3 See Act III, 58 F.3d at 661.
4 See Enforcement of Prohibitions Against Broadcast Indecency, 8 FCC Rcd 704, n. 10 (1993).
5 See, e.g., Infinity Broadcasting Corp., 3 FCC Rcd 930, 931-32 (1987), aff'd in part, vacated in part on other grounds, remanded sub nom. Act I, 852 F.2d 1332 (D.C. Cir. 1988).
6 See, e.g., Citicasters Co. (WXTB(FM)), 13 FCC Rcd 15381 (MMB 1998) (repeated use of the word "beaver" in a sexually suggestive fashion found indecent).
7 Pacifica, 438 U.S. at 757 (Powell, J., concurring in part and concurring in the judgment).

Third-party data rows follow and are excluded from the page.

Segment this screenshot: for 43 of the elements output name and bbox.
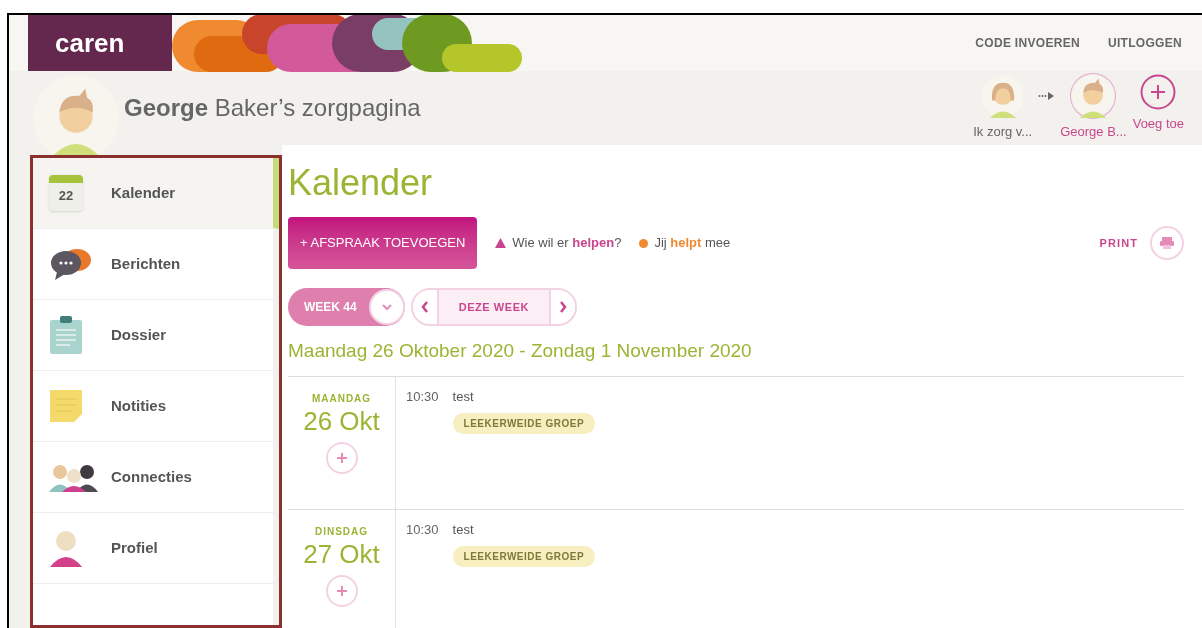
event-time: 10:30 bbox=[406, 521, 439, 539]
page-title: George Baker’s zorgpagina bbox=[124, 93, 421, 123]
profile-switch[interactable]: George B... bbox=[1060, 74, 1127, 142]
page-heading: Kalender bbox=[288, 161, 434, 205]
header-link[interactable]: CODE INVOEREN bbox=[975, 34, 1080, 52]
sidebar-item[interactable]: Berichten bbox=[33, 229, 279, 300]
chevron-down-icon[interactable] bbox=[368, 289, 405, 325]
weekday-label: DINSDAG bbox=[314, 525, 369, 539]
chat-bubbles-icon bbox=[49, 247, 93, 281]
add-event-button[interactable] bbox=[325, 575, 358, 607]
day-date: 26 Okt bbox=[303, 406, 380, 436]
add-event-button[interactable] bbox=[325, 442, 358, 474]
weekday-label: MAANDAG bbox=[311, 392, 372, 406]
sidebar-item[interactable]: Connecties bbox=[33, 442, 279, 513]
day-date: 27 Okt bbox=[303, 539, 380, 569]
chevron-left-icon[interactable] bbox=[412, 290, 437, 324]
week-label: WEEK 44 bbox=[303, 299, 358, 316]
clipboard-icon bbox=[49, 315, 83, 355]
event-title[interactable]: test bbox=[452, 520, 474, 540]
sidebar-item[interactable]: 22 Kalender bbox=[33, 158, 279, 229]
group-tag: LEEKERWEIDE GROEP bbox=[452, 412, 596, 434]
plus-circle-icon bbox=[1140, 74, 1177, 111]
sticky-note-icon bbox=[49, 389, 83, 423]
sidebar-item[interactable]: Dossier bbox=[33, 300, 279, 371]
event-time: 10:30 bbox=[406, 388, 439, 406]
person-icon bbox=[49, 529, 83, 567]
add-appointment-button[interactable]: + AFSPRAAK TOEVOEGEN bbox=[288, 217, 478, 269]
date-range: Maandag 26 Oktober 2020 - Zondag 1 November 2020 bbox=[288, 339, 753, 363]
sidebar-item[interactable]: Notities bbox=[33, 371, 279, 442]
legend-label: Jij helpt mee bbox=[654, 234, 731, 253]
group-tag: LEEKERWEIDE GROEP bbox=[452, 545, 596, 567]
people-icon bbox=[49, 462, 99, 492]
profile-switch[interactable]: Voeg toe bbox=[1132, 74, 1184, 134]
event-title[interactable]: test bbox=[452, 387, 474, 407]
legend-label: Wie wil er helpen? bbox=[512, 234, 622, 253]
dotted-arrow-icon bbox=[1038, 92, 1055, 101]
header-link[interactable]: UITLOGGEN bbox=[1107, 34, 1182, 52]
sidebar-item[interactable]: Profiel bbox=[33, 513, 279, 584]
calendar-icon: 22 bbox=[49, 175, 83, 211]
print-link[interactable]: PRINT bbox=[1099, 234, 1138, 252]
printer-icon[interactable] bbox=[1150, 226, 1184, 260]
profile-switch[interactable]: Ik zorg v... bbox=[973, 74, 1033, 142]
chevron-right-icon[interactable] bbox=[551, 290, 576, 324]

8 See Geisler v. Petrocelli, 616 F.2d 636, 639-41 (2d Cir. 1980) (finding that libel complaint should not be dismissed for insufficiency unless it appears to a certainty that plaintiff is entitled to no relief under any state of facts which could be proved in support of the claim):
"[T]he mode of pleading defamation is governed by Rule 8, Fed.R.Civ.P., which requires only that plaintiff's charges be set forth in a short and concise statement, detailed only to the extent necessary to enable defendant to respond and raise the defense of res judicata if appropriate. The pleading of additional evidence is not only unnecessary, but in contravention of proper pleading procedure."
Id. at 640. See also Williams v. Gorton, 529 F.2d 668, 671-73 (9th Cir. 1976) (refusing to dismiss defamation complaint even though it failed to state several elements necessary to establish cause of action, where it did not appear beyond doubt that plaintiff could prove no set of facts to support his claim).